MacCready is an inventor, meteorologist and world champion glider pilot. AeroVironment’s aviation products include the Helios, a solar-powered aircraft with a 247-foot wingspan that reached an altitude of 96,863 feet in 2001.
John Anderson, curator for aerodynamics at the Smithsonian Institution’s National Air and Space Museum, will speak on “The Race for the First Flight: Langley and the Wright Brothers.” According to Anderson, everyone knows about the Wright brothers and their successful first flight, but few people have heard of Samuel Langley, third secretary of the Smithsonian Institution, who was seriously building and testing a flying machine at the same time.
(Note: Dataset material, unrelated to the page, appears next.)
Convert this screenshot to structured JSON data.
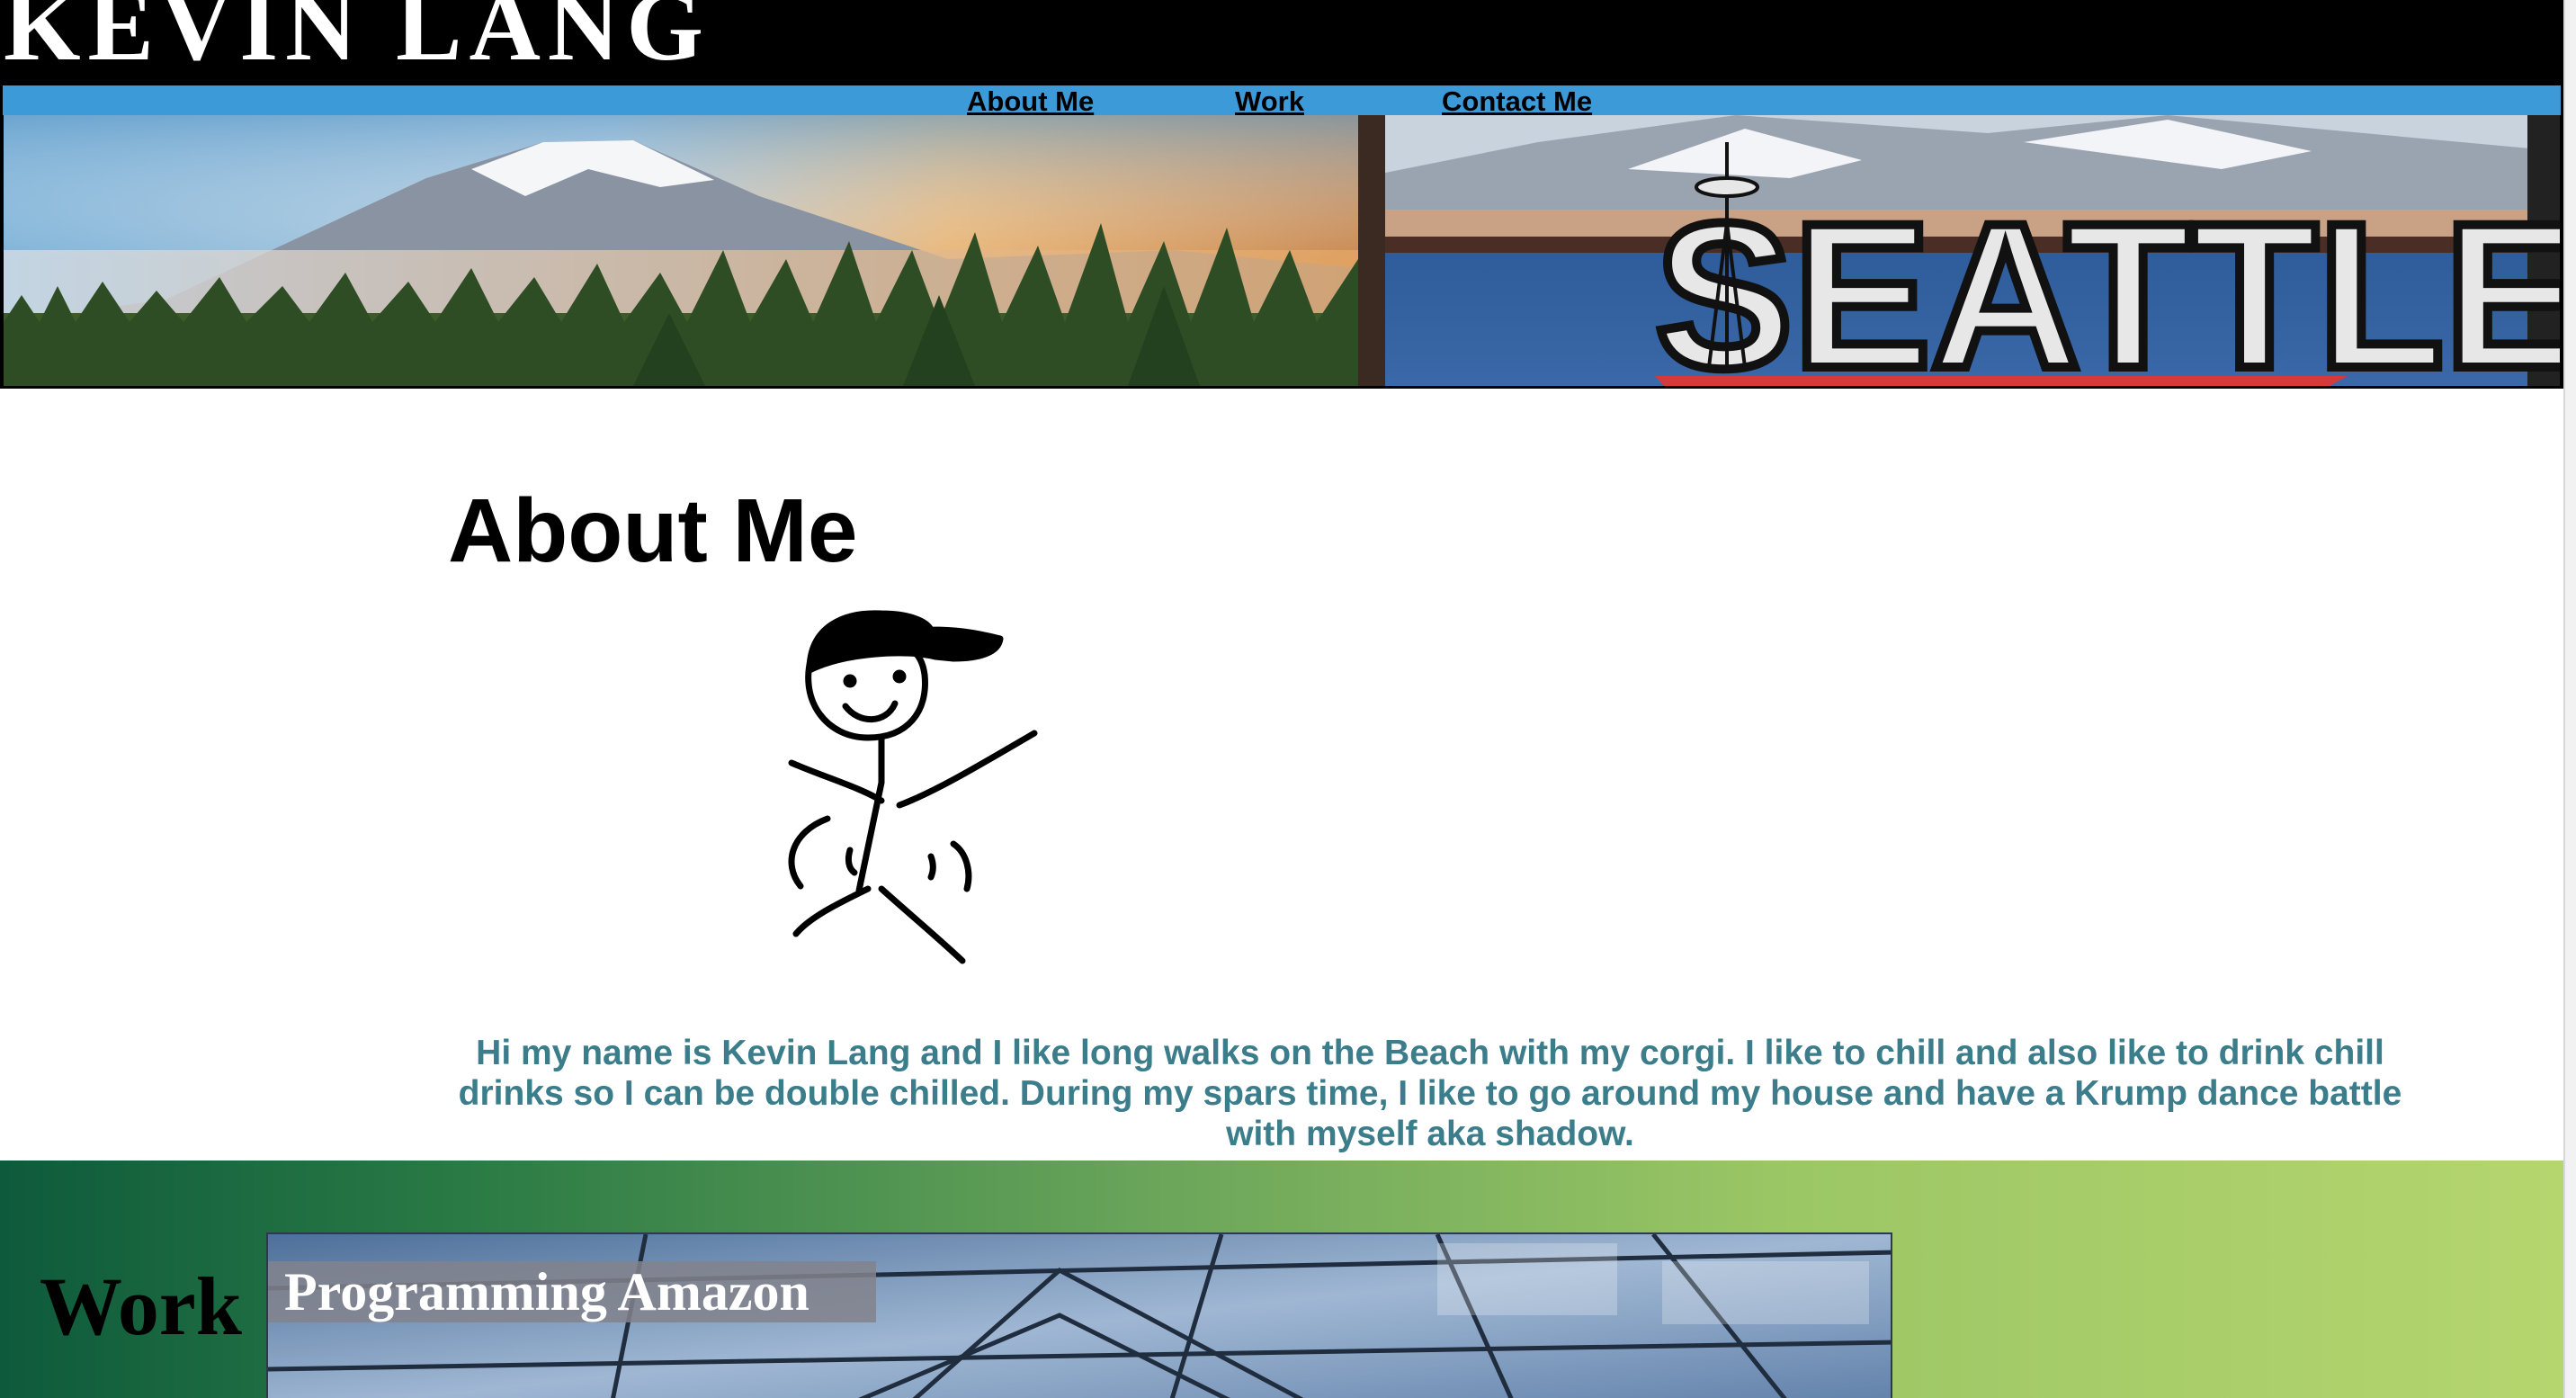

The presentation will cover the history and technology building up to this race for the first flight, comparing and contrasting the efforts.
Joseph Sutter, former executive vice president at Boeing, and John Roundhill, former vice president for product development and strategy at Boeing, will speak on aspects of commercial aviation. Sutter, considered the “father” of the 747 and a principal player in developing the 727, 737, 757 and 767, will present “A Revolution in Air Travel: The Development of the 747.”
Roundhill, who had important roles in most of Boeing’s airplane programs, will speak on “The Future of Commercial Aviation: Building on Our Legacy.”